On the systemic level, we hope to shift the perspective of a woman's role in society. We hope that governments and multi-national groups modify their programs to intentionally address the needs of the rural poor. We also aim to use our connections to RET providers to better link them to BoP energy customers, creating a healthy market for RETs.

What barriers might hinder the success of your business? How do you plan to overcome them?

Our biggest barrier is financing - without the upfront capital to buy the appropriate solar technologies, test distribution models and assess the market for these products, we'll never get to scale. We've planned a number of fundraisers in the next year and have selected high-quality board members that are committed to helping us raise funds (among other things). We're humbly aware that we ought to approach our pilot with flexibility and adaptability as we realize the social and enviornmental issues we're facing are complex. We're confident that we have a model that works and the skills to be successful.

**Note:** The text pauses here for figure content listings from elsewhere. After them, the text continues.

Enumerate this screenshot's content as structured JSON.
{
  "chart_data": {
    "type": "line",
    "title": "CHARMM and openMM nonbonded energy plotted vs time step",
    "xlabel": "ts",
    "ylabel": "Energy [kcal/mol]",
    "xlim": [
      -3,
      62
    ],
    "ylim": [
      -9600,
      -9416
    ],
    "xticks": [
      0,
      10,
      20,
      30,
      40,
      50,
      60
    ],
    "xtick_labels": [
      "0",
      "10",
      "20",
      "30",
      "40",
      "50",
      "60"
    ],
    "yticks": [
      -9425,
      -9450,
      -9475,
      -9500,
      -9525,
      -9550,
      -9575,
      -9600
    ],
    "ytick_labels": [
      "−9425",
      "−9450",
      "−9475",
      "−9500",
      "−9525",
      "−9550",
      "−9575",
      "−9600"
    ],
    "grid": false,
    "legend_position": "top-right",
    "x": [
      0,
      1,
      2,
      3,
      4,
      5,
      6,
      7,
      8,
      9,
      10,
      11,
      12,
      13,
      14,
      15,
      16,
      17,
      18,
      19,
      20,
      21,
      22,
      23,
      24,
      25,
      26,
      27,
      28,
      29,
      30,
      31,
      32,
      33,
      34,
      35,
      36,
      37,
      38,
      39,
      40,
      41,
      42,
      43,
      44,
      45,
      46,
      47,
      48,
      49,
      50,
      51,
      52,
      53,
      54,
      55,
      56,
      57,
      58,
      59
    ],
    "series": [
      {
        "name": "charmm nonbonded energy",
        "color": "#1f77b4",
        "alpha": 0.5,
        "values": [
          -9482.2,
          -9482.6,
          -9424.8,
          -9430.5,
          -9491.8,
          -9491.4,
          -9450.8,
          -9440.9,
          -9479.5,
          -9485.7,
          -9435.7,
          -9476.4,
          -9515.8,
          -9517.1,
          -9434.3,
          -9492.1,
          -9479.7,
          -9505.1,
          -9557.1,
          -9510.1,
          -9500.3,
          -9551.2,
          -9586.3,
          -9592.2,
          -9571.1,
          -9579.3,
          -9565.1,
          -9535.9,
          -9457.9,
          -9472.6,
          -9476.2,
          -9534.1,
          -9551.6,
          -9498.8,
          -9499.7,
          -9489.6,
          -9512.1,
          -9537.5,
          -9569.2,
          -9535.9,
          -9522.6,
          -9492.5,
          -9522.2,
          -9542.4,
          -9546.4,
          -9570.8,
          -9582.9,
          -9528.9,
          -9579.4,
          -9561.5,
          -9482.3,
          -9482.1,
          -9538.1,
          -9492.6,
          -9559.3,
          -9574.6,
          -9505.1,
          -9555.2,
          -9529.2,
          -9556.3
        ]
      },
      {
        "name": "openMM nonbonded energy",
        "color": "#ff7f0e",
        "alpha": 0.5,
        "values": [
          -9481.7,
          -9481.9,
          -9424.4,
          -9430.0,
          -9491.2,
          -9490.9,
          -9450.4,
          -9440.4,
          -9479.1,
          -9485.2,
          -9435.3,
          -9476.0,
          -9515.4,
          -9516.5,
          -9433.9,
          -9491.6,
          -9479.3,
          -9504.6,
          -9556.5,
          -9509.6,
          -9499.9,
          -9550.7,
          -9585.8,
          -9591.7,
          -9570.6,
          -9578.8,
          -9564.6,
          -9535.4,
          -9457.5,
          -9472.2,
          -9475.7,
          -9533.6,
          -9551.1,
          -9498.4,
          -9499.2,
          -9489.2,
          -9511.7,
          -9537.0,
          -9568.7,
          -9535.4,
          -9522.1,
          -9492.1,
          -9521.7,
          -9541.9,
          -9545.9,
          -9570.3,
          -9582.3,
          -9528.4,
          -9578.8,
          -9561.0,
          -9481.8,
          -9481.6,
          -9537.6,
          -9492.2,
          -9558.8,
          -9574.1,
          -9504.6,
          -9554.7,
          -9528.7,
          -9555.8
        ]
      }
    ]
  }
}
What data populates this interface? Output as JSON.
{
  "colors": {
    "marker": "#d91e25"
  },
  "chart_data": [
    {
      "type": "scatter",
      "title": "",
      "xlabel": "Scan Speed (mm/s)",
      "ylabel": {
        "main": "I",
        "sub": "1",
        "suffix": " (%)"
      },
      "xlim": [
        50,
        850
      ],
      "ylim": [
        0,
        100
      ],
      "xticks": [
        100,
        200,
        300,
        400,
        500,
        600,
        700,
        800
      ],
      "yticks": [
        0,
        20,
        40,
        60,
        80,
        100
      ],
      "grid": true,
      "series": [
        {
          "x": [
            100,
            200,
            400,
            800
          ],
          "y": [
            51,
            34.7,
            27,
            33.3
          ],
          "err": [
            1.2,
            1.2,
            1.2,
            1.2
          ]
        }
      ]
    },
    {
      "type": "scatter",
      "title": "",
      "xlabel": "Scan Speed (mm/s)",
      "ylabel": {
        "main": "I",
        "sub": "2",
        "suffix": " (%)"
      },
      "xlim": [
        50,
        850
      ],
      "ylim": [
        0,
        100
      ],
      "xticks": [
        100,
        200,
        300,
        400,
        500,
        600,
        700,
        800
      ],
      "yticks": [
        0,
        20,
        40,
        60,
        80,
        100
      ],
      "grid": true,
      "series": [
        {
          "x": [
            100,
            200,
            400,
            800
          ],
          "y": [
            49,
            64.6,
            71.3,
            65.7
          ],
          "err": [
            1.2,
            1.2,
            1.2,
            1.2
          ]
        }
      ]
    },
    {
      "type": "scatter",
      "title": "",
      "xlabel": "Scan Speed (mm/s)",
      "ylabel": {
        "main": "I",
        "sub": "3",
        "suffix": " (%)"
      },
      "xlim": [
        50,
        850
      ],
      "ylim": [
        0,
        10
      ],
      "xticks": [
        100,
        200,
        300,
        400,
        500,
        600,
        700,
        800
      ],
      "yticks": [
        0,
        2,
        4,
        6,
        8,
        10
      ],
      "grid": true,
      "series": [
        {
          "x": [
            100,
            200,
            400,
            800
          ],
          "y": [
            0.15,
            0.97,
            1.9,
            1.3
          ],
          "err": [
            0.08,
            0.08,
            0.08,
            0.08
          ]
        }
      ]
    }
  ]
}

How does your model address financial, social, and environmental sustainability?

EG’s projects contribute to the sustainable development of rural and marginalized communities in Nepal. EG evaluates itself based on net social (jobs created, decreased exposure to smoke and fumes, increased educational attainment) and environmental (CO2 reduced, avoided deforestation) impact, as well as its ability to fund its own activities based on decreasing amounts of donor money.

We aim to have an immediate net-positive environmental and social impact starting in year one, and achieve financial sustainability by year five through RET-sales, consulting services, and CO2 credit monetization. Our overriding goal is not to make the most amount of money, but to have the greatest positive, financially self-sustaining impact on society over the long-term.

EG has a multi-platform business model, working at the intersection of RET suppliers, BoP women-entrepreneurs, and donors focused on issues such as energy poverty and women’s rights. RET suppliers are looking for ways to access rural areas of developing countries to distribute their product. Our model takes advantage of innovations as they arise, and connects them with markets where they make most sense.

Awareness & learning
How do you see social entrepreneurship contributing to the improvement of developing countries?

Social enterprise is a powerful tool that we hope to use to change the current paradigm of international development. First, as a social enterprise ourselves, we're determined to find market based solutions that will outlast our time on this planet. The problems that exist in developing countries are complex and constantly changing. Old aid-based solutions and antequated processes are insufficient in addressing pressing needs. Social enterprises have a unique opportunity to influence critical actors at all levels through a market-based approach to finding scalable solutions, testing models, learning from failures and generating a great deal of energy and knowledge that would not exisit otherwise. Social enterprises can act as intermediaries, react nimbly and take risks in ways that governments, NGOs and multi-laterals cannot and while aid programs leave behind dependency, social enterprise leaves behind a well-functioning economy.

What aspects of your stay in Uganda as part of the competition do you think you will find most challenging and rewarding?

I look forward to the opportunity to meet other likeminded social entrepeneurs and learn from their experiences. I've participated in a number of international peer learning engagements, including attending UNESCO's 2011 European Youth Leadership Forum. The chance to interact in a different environment and learn about other entrepreneur's adventures helps me develop new perspectives to apply to EG.

Solar PV entrepreneurship is very successful in Africa and I am eager to learn about how our issue areas differ from the Ugandan context and am excited to improve our model with new information. We've found it to be incredibly enriching to work with individuals from different sectors, regions, classes and organizational levels. We've benefited from this cross disciplinary approach and diversifying our knowledge of different continents will only advance our abilities to address the needs of the rural poor in Nepal.